Ко мне подскочила Капочка.

— Пойдемте танцевать! — сказала она требовательно. — Я вас приглашаю.

Я растерялся. Обижать девчушку не хотелось, и я пошел с ней танцевать. Один круг мы промолчали. Я уже подумывал, о чем бы пошутить, но она заговорила сама:

— Помогаете Антонине на ферме?

— Да вот… производственная практика.

— Вы с Прасковьей не откровенничайте! — вдруг скороговоркой сказала Капочка.

— Она вредная — ей лишь бы насмеяться.

— Что-то я не понимаю тебя.

— Потом небось поймете. И ваш этот товарищ — он вам не пара: он нехороший.

— А я хороший? — попробовал я отшутиться, но Капочка шутки не приняла.

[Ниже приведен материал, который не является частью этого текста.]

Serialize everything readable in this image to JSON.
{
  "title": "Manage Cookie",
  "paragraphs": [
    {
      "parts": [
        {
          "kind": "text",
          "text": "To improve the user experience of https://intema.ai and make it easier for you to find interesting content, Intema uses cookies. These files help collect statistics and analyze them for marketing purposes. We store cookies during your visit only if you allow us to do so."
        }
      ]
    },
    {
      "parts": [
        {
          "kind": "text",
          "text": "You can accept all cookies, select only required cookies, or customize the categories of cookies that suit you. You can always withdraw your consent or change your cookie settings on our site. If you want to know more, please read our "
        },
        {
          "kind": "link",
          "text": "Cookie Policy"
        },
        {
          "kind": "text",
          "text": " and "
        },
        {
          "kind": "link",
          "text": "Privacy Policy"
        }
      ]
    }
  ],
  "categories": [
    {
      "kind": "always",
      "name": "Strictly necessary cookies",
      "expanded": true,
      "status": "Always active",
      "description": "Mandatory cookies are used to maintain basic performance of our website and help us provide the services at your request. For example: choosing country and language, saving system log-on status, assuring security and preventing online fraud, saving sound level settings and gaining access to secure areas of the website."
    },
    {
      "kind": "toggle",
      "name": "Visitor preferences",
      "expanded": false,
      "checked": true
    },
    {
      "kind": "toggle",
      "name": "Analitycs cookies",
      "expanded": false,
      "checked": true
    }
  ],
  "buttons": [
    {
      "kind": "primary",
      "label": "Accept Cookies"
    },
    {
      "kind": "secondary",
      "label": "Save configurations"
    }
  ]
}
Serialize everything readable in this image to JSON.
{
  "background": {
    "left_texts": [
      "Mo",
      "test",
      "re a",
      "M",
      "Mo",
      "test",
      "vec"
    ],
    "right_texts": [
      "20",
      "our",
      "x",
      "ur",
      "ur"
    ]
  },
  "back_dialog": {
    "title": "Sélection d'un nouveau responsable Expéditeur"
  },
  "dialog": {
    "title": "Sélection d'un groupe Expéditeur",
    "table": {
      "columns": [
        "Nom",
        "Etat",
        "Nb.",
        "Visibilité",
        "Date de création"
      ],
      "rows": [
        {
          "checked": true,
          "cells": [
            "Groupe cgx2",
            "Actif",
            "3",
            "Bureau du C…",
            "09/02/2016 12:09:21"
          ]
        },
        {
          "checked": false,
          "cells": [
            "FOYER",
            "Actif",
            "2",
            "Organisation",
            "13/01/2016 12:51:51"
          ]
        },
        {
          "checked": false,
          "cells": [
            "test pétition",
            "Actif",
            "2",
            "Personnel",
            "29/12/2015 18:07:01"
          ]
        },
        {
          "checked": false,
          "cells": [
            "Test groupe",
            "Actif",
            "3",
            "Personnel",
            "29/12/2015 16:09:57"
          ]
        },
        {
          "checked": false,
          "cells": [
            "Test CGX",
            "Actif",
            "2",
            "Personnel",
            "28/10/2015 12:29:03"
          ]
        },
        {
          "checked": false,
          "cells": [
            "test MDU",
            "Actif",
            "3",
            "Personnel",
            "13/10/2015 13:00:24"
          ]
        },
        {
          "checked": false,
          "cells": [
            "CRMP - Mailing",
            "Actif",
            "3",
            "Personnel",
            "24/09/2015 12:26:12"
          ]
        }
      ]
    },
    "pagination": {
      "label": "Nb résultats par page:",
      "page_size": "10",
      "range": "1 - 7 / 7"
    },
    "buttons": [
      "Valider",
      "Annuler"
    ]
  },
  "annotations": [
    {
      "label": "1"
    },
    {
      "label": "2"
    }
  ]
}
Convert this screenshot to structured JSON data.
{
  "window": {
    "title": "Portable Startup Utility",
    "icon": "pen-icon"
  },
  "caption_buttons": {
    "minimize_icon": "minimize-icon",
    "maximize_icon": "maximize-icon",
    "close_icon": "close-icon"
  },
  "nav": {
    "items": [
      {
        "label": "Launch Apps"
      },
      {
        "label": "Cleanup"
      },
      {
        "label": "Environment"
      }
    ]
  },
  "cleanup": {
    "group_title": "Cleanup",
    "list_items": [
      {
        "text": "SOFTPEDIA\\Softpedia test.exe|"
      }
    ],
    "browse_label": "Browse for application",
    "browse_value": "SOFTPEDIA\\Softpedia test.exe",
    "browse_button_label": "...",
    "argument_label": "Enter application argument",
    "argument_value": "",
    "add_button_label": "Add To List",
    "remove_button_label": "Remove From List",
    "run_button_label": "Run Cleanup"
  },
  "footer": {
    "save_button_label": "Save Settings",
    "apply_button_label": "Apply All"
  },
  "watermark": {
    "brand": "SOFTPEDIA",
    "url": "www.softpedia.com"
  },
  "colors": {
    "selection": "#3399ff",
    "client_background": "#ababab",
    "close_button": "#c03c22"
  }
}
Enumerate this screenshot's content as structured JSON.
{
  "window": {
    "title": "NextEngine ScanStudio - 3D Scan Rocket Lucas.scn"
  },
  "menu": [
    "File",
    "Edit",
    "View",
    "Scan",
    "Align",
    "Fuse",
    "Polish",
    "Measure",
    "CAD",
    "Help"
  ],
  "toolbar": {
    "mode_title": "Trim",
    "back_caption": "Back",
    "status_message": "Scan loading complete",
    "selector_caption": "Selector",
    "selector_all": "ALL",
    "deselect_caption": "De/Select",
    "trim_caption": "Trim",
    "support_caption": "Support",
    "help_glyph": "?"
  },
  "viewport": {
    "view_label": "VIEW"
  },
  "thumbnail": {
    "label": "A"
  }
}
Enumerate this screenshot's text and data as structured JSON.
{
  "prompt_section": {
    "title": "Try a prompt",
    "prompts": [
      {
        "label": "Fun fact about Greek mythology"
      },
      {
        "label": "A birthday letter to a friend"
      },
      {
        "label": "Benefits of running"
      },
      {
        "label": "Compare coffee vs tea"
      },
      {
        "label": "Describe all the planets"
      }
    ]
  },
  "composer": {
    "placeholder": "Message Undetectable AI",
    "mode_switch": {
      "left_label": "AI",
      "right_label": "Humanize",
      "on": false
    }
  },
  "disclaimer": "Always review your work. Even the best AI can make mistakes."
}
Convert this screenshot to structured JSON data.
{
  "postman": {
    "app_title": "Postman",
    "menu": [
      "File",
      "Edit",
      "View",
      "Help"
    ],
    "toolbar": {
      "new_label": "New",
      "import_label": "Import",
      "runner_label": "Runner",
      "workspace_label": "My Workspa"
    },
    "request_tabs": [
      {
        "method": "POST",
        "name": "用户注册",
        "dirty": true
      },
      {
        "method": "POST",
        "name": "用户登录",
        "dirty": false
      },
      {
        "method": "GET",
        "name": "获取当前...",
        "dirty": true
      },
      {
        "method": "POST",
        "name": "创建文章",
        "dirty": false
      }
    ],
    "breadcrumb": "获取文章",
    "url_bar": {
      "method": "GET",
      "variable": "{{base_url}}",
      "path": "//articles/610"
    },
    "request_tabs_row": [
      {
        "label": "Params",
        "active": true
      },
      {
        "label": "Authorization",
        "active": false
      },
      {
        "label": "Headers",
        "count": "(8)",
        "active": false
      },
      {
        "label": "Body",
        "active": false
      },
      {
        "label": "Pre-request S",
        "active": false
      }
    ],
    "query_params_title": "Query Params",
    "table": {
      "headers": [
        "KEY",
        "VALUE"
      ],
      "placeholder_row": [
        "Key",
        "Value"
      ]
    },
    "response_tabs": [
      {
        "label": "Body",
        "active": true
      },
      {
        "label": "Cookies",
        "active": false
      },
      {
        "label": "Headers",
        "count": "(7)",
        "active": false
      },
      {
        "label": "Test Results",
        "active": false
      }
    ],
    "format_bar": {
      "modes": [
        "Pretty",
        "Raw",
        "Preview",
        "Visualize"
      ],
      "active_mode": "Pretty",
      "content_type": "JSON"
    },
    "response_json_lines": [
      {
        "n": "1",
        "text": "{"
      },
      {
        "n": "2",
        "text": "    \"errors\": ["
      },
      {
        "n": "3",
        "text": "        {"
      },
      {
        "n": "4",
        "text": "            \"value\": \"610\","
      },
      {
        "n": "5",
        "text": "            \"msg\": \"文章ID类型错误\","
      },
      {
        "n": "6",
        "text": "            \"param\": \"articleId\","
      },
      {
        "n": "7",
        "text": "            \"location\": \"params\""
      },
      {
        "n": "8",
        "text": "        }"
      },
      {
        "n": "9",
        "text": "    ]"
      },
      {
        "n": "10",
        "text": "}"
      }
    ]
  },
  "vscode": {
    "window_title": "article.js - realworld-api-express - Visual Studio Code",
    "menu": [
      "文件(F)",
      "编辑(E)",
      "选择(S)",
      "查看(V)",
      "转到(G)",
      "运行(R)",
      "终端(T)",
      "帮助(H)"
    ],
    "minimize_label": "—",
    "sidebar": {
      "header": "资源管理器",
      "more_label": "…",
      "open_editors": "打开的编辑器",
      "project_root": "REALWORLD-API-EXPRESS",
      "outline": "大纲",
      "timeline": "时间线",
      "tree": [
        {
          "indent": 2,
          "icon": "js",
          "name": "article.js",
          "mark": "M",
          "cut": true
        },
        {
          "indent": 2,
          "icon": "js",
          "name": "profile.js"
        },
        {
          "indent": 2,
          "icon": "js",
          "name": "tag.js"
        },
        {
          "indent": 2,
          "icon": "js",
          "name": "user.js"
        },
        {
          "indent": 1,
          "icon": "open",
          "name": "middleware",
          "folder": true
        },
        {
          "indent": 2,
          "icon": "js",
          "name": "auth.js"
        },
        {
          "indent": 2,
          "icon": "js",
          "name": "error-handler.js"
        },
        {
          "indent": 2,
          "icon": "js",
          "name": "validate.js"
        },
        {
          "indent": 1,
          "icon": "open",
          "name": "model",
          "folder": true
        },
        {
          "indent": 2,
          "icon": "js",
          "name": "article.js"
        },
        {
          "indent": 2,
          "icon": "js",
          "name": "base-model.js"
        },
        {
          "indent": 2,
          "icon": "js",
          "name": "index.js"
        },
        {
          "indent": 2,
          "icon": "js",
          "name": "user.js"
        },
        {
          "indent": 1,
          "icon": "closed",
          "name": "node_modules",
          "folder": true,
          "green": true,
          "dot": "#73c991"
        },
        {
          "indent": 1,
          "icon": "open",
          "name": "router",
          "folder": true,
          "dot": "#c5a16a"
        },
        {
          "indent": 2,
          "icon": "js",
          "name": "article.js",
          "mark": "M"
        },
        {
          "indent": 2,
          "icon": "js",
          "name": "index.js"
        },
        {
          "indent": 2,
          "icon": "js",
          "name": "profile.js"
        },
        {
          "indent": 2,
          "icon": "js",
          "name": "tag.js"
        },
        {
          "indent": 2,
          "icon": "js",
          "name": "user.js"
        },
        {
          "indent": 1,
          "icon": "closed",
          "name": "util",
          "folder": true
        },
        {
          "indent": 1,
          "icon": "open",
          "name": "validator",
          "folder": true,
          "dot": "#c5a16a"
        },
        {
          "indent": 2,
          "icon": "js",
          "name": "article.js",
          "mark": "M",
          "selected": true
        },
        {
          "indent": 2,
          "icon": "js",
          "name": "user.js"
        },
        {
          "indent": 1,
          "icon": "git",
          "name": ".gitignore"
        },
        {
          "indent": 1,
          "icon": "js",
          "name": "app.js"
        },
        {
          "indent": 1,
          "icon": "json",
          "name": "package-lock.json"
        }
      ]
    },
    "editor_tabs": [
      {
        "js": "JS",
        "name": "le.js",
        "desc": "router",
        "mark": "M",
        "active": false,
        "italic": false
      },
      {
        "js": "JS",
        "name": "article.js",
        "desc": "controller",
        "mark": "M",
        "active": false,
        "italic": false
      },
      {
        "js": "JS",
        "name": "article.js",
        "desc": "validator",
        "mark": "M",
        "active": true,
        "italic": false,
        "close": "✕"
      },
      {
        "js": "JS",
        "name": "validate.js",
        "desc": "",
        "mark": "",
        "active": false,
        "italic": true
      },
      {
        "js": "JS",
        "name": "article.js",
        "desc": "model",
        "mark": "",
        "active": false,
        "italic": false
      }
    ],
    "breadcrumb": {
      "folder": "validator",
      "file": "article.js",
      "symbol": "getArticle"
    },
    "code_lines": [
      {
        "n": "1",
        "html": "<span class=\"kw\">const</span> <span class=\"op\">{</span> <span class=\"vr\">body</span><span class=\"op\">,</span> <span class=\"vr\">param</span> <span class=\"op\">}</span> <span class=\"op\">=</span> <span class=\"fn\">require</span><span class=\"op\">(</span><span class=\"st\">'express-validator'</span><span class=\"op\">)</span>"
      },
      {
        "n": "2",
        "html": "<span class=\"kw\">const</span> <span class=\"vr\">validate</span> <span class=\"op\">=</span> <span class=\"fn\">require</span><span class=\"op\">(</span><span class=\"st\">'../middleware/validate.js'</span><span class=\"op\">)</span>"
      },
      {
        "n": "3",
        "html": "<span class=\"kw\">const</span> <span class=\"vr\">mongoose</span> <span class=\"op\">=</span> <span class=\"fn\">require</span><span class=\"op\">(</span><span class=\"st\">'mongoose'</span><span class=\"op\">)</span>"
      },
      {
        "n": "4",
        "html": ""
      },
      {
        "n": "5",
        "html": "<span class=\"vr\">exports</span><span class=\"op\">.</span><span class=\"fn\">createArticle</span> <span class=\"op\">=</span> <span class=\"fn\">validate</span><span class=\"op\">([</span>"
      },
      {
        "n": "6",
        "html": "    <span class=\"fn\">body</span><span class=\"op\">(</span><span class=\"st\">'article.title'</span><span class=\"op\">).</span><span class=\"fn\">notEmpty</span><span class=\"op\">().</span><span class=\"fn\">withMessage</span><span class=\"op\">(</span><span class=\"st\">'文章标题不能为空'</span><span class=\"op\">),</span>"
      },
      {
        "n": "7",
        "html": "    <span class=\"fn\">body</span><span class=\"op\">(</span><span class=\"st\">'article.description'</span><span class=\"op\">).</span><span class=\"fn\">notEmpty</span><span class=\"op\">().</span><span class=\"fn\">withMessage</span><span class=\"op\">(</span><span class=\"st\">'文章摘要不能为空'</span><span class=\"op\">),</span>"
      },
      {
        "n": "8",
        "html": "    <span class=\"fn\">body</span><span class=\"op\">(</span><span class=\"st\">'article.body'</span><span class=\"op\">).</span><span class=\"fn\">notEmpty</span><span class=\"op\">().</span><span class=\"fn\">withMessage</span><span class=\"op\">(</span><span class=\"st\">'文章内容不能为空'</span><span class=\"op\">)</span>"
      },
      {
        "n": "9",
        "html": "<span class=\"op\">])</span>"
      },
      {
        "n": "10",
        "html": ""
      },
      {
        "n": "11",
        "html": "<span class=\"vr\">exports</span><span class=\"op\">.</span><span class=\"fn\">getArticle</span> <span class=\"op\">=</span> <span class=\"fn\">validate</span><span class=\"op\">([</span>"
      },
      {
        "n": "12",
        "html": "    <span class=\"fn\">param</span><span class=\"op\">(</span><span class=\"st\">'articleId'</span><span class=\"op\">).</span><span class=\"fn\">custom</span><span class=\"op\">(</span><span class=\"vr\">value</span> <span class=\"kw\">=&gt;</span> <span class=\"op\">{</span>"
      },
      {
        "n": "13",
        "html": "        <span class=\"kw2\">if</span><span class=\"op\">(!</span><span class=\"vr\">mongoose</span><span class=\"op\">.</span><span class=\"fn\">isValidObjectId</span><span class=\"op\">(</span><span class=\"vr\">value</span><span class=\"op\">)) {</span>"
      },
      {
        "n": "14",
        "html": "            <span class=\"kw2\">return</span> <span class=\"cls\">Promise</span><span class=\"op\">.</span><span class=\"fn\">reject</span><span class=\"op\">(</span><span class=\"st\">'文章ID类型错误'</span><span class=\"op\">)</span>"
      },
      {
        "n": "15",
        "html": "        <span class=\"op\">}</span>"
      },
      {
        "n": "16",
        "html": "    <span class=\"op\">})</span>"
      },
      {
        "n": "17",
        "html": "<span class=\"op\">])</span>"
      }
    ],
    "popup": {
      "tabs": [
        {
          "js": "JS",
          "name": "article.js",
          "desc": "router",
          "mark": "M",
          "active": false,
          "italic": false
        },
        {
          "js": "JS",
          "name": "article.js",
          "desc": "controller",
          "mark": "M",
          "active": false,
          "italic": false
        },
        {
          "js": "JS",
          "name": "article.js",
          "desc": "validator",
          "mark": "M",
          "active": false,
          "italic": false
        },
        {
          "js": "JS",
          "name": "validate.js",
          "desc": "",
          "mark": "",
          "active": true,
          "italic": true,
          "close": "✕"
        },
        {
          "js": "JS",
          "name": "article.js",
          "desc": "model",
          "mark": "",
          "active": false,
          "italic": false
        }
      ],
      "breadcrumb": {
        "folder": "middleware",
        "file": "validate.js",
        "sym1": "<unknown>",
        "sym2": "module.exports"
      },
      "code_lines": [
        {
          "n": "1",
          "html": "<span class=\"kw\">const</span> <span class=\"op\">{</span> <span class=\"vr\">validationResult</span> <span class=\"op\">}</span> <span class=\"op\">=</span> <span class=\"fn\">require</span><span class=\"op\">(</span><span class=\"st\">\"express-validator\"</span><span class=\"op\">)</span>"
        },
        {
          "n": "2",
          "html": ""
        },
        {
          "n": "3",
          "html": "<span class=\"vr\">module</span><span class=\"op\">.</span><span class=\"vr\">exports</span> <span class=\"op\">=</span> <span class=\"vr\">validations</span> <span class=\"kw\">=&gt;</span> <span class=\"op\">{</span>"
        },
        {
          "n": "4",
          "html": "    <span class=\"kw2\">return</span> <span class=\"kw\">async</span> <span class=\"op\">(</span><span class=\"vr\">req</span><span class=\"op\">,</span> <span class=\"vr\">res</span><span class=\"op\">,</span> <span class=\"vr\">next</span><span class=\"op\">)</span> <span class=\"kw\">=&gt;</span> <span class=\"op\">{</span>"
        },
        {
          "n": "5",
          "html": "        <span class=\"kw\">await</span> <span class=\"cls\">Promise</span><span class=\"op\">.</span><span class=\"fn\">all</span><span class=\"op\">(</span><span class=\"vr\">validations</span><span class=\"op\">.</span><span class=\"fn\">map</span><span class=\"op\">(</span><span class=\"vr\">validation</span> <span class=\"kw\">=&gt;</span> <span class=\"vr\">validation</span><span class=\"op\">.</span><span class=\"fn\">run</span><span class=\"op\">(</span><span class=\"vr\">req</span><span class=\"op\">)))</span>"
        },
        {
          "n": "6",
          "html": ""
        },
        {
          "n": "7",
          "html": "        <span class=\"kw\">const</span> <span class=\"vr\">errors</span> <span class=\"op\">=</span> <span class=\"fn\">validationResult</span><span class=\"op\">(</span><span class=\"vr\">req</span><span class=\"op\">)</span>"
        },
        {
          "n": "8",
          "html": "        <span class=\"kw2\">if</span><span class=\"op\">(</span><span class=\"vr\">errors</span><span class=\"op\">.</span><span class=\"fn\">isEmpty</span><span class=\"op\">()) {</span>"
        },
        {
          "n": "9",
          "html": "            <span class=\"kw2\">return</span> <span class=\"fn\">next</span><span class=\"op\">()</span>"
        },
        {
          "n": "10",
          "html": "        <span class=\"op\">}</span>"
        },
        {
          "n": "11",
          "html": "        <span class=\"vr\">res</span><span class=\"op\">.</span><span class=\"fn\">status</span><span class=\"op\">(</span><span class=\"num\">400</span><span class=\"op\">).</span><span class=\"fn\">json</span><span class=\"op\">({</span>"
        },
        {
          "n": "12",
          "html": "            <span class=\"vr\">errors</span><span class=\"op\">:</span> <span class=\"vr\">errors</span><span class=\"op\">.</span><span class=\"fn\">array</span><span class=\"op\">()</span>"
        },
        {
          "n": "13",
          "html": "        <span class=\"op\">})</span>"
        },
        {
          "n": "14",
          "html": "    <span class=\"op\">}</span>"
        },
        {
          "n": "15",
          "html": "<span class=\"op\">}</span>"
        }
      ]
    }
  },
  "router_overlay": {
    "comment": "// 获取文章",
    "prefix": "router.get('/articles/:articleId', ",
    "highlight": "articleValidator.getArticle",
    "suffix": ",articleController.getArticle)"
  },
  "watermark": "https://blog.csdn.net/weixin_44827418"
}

— Капочка зря не скажет, — важно заметила она о себе в третьем лице.

— Чем же плох мой приятель? И веселый, и красавица.

— Он-то? Мокрогубый.

Я чувствовал себя все глупее. К моему облегчению, меня «отхлопала» у Капочки другая девушка. Капочка делала мне знаки, верно, хотела поговорить еще, но мне неловко было секретничать с этой девчушкой. Беспокойство подмывало меня.

Я решил отправиться к Тониному дому.

Юрка, кстати сказать, с бревнышка ушел, обхаживал высокую красивую девушку.

Судя по всему, он решил поставить крест на Тоне. Что ж, его дело. Я потихоньку убрался с площадки и, покружив по деревне, отправился на тот край.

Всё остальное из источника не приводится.